M.F Baslez remet en question le lien entre églises de maison et persécutions qui auraient amené à une crypto-Église. La structure de maison est en effet antérieure aux premières persécutions. Elle correspond de fait à une bonne adaptation à la société romaine et hellénique. L’auteure précise qu’elle n’a pas connaissance d’intrusion policière dans les maisons. Ce qui se passait durant les périodes de persécution se déroulait à l’extérieur, dans les prétoires. La liberté de culte domestique était globalement assurée, comme la liberté de réunion. Sans doute l’image traditionnelle est-elle influencée par la lecture des Évangiles et les menaces juives sur Jésus.

« La marginalisation des premières églises n’est pas plus évidente que le confinement des premières maisonnées chrétiennes. » P.42.

Il faut donc, pour rester fidèle à la vérité historique, renoncer à la mythologie de la clandestinité – à l’inverse de ce qui se passe en zone contemporaine de persécution. Il faut donc lire attentivement les deux premiers chapitres de ce livre, qui remettent bien des clichés en question.

Quand elle définit ainsi le cadre, l’auteure aborde alors des thématiques sociales. Elle consacre ainsi un très beau chapitre à la femme, sous le titre La maisonnée, fabrique de féminisme ?  Certes elle ne nie pas les propos de l’apôtre Paul et la marginalisation des femmes dans l’institution ecclésiale, mais elle établit le fait que cela n’était pas « dans les gènes » originels, mais a découlé d’une prise de pouvoir ecclésial au moment où les communautés s’établissaient plus clairement.

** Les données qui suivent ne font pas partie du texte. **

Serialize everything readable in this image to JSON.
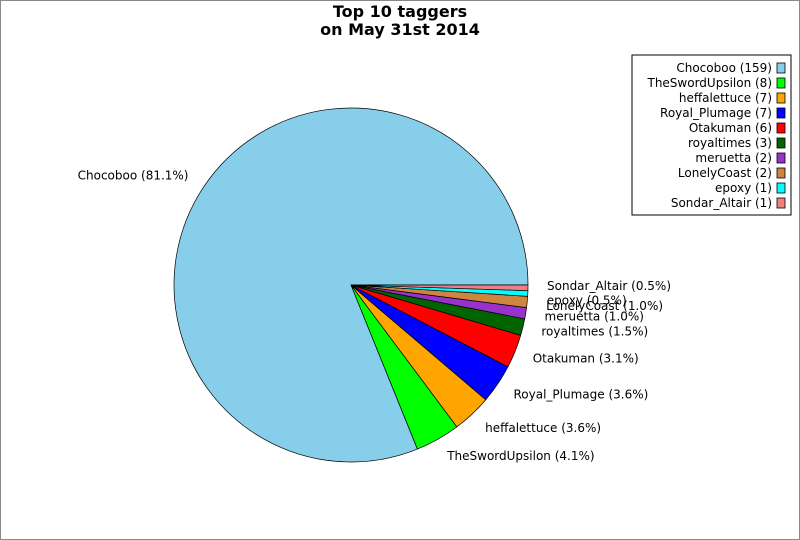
{
  "chart_data": {
    "type": "pie",
    "title_lines": [
      "Top 10 taggers",
      "on May 31st 2014"
    ],
    "slices": [
      {
        "name": "Chocoboo",
        "value": 159,
        "legend": "Chocoboo (159)",
        "label": "Chocoboo (81.1%)",
        "color": "#87ceeb"
      },
      {
        "name": "TheSwordUpsilon",
        "value": 8,
        "legend": "TheSwordUpsilon (8)",
        "label": "TheSwordUpsilon (4.1%)",
        "color": "#00ff00"
      },
      {
        "name": "heffalettuce",
        "value": 7,
        "legend": "heffalettuce (7)",
        "label": "heffalettuce (3.6%)",
        "color": "#ffa500"
      },
      {
        "name": "Royal_Plumage",
        "value": 7,
        "legend": "Royal_Plumage (7)",
        "label": "Royal_Plumage (3.6%)",
        "color": "#0000ff"
      },
      {
        "name": "Otakuman",
        "value": 6,
        "legend": "Otakuman (6)",
        "label": "Otakuman (3.1%)",
        "color": "#ff0000"
      },
      {
        "name": "royaltimes",
        "value": 3,
        "legend": "royaltimes (3)",
        "label": "royaltimes (1.5%)",
        "color": "#006400"
      },
      {
        "name": "meruetta",
        "value": 2,
        "legend": "meruetta (2)",
        "label": "meruetta (1.0%)",
        "color": "#9932cc"
      },
      {
        "name": "LonelyCoast",
        "value": 2,
        "legend": "LonelyCoast (2)",
        "label": "LonelyCoast (1.0%)",
        "color": "#cd853f"
      },
      {
        "name": "epoxy",
        "value": 1,
        "legend": "epoxy (1)",
        "label": "epoxy (0.5%)",
        "color": "#00ffff"
      },
      {
        "name": "Sondar_Altair",
        "value": 1,
        "legend": "Sondar_Altair (1)",
        "label": "Sondar_Altair (0.5%)",
        "color": "#f08080"
      }
    ],
    "legend_position": "top-right"
  }
}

Elle traite ensuite de la délicate question de l’esclavage, liée très fortement à la maisonnée. Elle fait une synthèse réussie entre les faits historiques et la pratique chrétienne. L’esclave ne doit pas être vu comme un prisonnier maltraité, ceci relève en grande partie de la mythologie liée à Spartacus et à la révolte des esclaves. La société était organisée pour utiliser au mieux ces hommes et ces femmes, en valorisant leurs qualités. On sait qu’il y avait des esclaves marchands, gestionnaires, musiciens, poètes et même philosophes ! il nous faut donc nous débarrasser de nos préjugés moraux qui découlent d’une culpabilité historique liée à notre propre traite des noirs. Il ne faut pas non plus projeter nos pensées sur un univers éloigné de nous par deux mille années de civilisation et culture. Paul n’a pas préconisé la libération des esclaves, on le lui a assez reproché –que ne lui a-t-on pas reproché d’ailleurs ! -, sans connaître le plus souvent la situation de l’époque. Ce que le christianisme apporte de révolutionnaire est la fraternité et la sororité. Le maître, la maîtresse et l’esclave, femme ou homme, sont frères et sœurs en Christ et cette nouvelle relation passe avant toute chose. Le souci de Paul était l’Église, pas l’ordre social de l’Empire !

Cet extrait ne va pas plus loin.